The committee has received a number of queries as to the effect of the act on sales of existing apartments and houses that are covered by the act (‘units’) and is satisfied that the position of the owners has been strengthened by the new legislation.
Sections 4 and 5 of the act require the developer to transfer the ownership of relevant parts of the common areas in a multi-unit development to the owners’ management company (OMC), within six months of 1 April 2011, save where the common areas have already been transferred.
Neither of these sections nor any other section of the act provides for any sanction for non-compliance with these sections. The fact that the deadline of 30 September 2011 may have passed without the transfers having taken place does not remove the obligation to transfer, which must remain a continuing obligation.
The benefit of the obligations rests with the OMC. An OMC would appear to have two means of ensuring the transfer of the common areas: (1) by seeking an order for the performance of the provisions in the contract that would normally have been entered into between the developer and the OMC at an early stage in the development, whereby the developer would have contracted to transfer the common areas to the OMC on completion of the development or when all the units had been sold; and (2) by invoking the provisions of the act.
The first of these courses will not be available where the development has not been completed or where some of the units remain unsold and, in the current financial climate, there must be many developments where some of the units have not been sold.
Under section 24 of the act, an OMC may apply to the Circuit Court for an order to enforce the obligation on the developer to transfer the common areas to it. Unfortunately, it is possible that the OMC may still be under the control of the developer, either because it holds a majority of the membership or it controls the board of directors. In residential-only developments, section 15 of the act, which imposes a ‘one unit, one vote’ rule for OMCs, empowers members of OMCs to take voting control of developments where more than 50% of the units have been sold.
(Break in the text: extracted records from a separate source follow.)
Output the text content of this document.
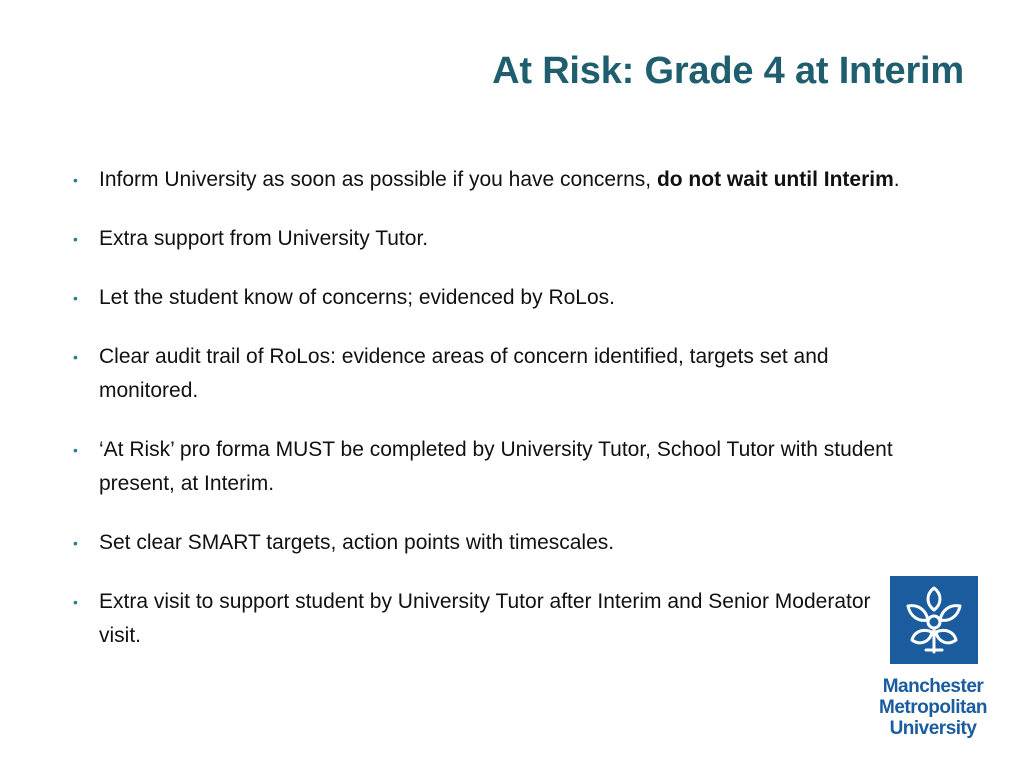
At Risk: Grade 4 at Interim
• Inform University as soon as possible if you have concerns, do not wait until Interim.
• Extra support from University Tutor.
• Let the student know of concerns; evidenced by RoLos.
• Clear audit trail of RoLos: evidence areas of concern identified, targets set and monitored.
• ‘At Risk’ pro forma MUST be completed by University Tutor, School Tutor with student present, at Interim.
• Set clear SMART targets, action points with timescales.
• Extra visit to support student by University Tutor after Interim and Senior Moderator visit.
Manchester
Metropolitan
University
Where the unit owners do not have control of the OMC, an individual unit owner can, as a member of the OMC, make the necessary application. Even if such a unit owner has never been given membership of the OMC, the court may, under section 25(1)(f), permit them to bring the application. Such proceedings are likely to be expensive and represent a heavy burden on the unit owner if they have to be brought by an individual. In an ideal world, other unit owners might be expected to join in such applications, but experience suggests that this is not always achievable. The court has, of course, power to award costs against the developer, but the unit owner may well be asked to provide initial funding for the action.
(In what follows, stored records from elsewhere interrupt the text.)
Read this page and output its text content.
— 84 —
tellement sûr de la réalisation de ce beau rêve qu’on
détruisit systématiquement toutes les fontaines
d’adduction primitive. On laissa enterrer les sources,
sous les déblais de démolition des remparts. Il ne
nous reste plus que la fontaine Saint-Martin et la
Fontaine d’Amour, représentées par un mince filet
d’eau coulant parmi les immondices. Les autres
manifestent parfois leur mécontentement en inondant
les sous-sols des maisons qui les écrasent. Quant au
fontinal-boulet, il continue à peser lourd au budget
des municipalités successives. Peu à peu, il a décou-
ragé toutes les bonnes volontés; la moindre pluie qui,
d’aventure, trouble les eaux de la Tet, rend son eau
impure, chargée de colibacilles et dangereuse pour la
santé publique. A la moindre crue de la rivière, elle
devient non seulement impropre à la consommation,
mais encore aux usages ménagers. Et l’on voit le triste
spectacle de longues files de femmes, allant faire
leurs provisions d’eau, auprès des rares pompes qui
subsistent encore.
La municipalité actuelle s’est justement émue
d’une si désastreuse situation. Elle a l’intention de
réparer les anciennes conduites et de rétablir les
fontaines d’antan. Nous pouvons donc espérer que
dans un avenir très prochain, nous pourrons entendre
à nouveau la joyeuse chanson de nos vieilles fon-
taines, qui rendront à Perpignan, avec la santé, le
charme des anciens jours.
If, as is commonly the case, the OMC has been struck off the Register of Companies, usually for failing to make returns, section 30 of the act makes special provision for applications to the Registrar of Companies for restoration of such companies to the register. An alternative, which also covers the position where the developer has also been struck off, is for the unit owners to form a new OMC and apply to the High Court under section 26 of the Trustee Act 1893 to have the common areas vested in the new OMC. This procedure was approved by the High Court (Laffoy J) in the case of In the Matter of Heidelstone Company Ltd ( IEHC 408), in which it was decided that, where all the units had been sold, the developer held the common areas in trust for the owners of the apartments and the townhouses in the development.
There may well be a case for coupling, with the application for the transfer of the common areas, a claim for damages for breach of the statutory duty imposed by section 4 and 5, which may have the effect of persuading the developer to devote attention to the underlying need to effect the transfer.
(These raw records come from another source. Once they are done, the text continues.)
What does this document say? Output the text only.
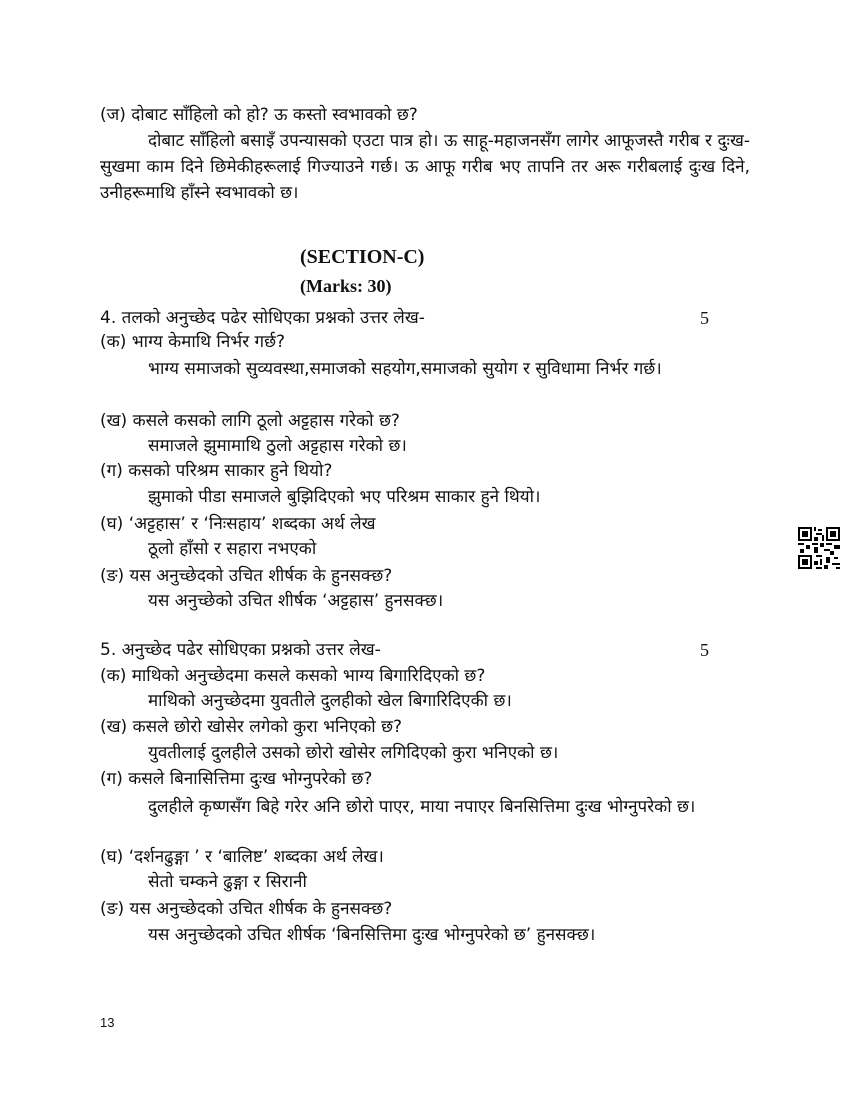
(ज) दोबाट साँहिलो को हो? ऊ कस्तो स्वभावको छ?
दोबाट साँहिलो बसाइँ उपन्यासको एउटा पात्र हो। ऊ साहू-महाजनसँग लागेर आफूजस्तै गरीब र दुःख-सुखमा काम दिने छिमेकीहरूलाई गिज्याउने गर्छ। ऊ आफू गरीब भए तापनि तर अरू गरीबलाई दुःख दिने, उनीहरूमाथि हाँस्ने स्वभावको छ।
(SECTION-C)
(Marks: 30)
4. तलको अनुच्छेद पढेर सोधिएका प्रश्नको उत्तर लेख-	5
(क) भाग्य केमाथि निर्भर गर्छ?
भाग्य समाजको सुव्यवस्था,समाजको सहयोग,समाजको सुयोग र सुविधामा निर्भर गर्छ।
(ख) कसले कसको लागि ठूलो अट्टहास गरेको छ?
समाजले झुमामाथि ठुलो अट्टहास गरेको छ।
(ग) कसको परिश्रम साकार हुने थियो?
झुमाको पीडा समाजले बुझिदिएको भए परिश्रम साकार हुने थियो।
(घ) ‘अट्टहास’ र ‘निःसहाय’ शब्दका अर्थ लेख
ठूलो हाँसो र सहारा नभएको
(ङ) यस अनुच्छेदको उचित शीर्षक के हुनसक्छ?
यस अनुच्छेको उचित शीर्षक ‘अट्टहास’ हुनसक्छ।
5. अनुच्छेद पढेर सोधिएका प्रश्नको उत्तर लेख-	5
(क) माथिको अनुच्छेदमा कसले कसको भाग्य बिगारिदिएको छ?
माथिको अनुच्छेदमा युवतीले दुलहीको खेल बिगारिदिएकी छ।
(ख) कसले छोरो खोसेर लगेको कुरा भनिएको छ?
युवतीलाई दुलहीले उसको छोरो खोसेर लगिदिएको कुरा भनिएको छ।
(ग) कसले बिनासित्तिमा दुःख भोग्नुपरेको छ?
दुलहीले कृष्णसँग बिहे गरेर अनि छोरो पाएर, माया नपाएर बिनसित्तिमा दुःख भोग्नुपरेको छ।
(घ) ‘दर्शनढुङ्गा ’ र ‘बालिष्ट’ शब्दका अर्थ लेख।
सेतो चम्कने ढुङ्गा र सिरानी
(ङ) यस अनुच्छेदको उचित शीर्षक के हुनसक्छ?
यस अनुच्छेदको उचित शीर्षक ‘बिनसित्तिमा दुःख भोग्नुपरेको छ’ हुनसक्छ।
13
It is being suggested that the effect of the legislation is to render residential units in multi-unit development unsaleable where the common areas have not been transferred. The basis for this view is not obvious. This would be true in the case of units coming within section 3 – that is, those where no residential units were sold prior to 1 April 2011 and where there is a statutory restriction on selling such units before the transfer of the common areas to the OMC has taken place. Prior to the introduction of the act, the titles to both new and second-hand residential units in multi-unit developments were regarded as good and marketable on the basis that there was an enforceable contract to transfer the common areas to the OMC at the appropriate stage of the development, and many thousands of such sales were completed.
The 2011 act does nothing to detract from or weaken the position of a unit owner in a development governed by sections 4 and 5. Indeed, as mentioned above, the sections provide the OMC and individual unit owners with additional statutory rights to ensure that the common areas are transferred to OMCs and, indeed, that the transfers should be effected earlier than would have been the position under the contracts to transfer the common areas. There is no suggestion that transfer of common areas should be delayed just because the position of unit owners will not be weakened by failure to do so. There remains a statutory obligation to transfer the common areas, and the transfer should be implemented as soon as practicable.
The committee has also been asked whether it is necessary to establish a new OMC for existing developments. It appears clear that sections 15 and 16 apply to existing OMCs, so there would not appear to be any need to set up a new OMC. The relevant provisions of the act will apply automatically to such existing OMCs.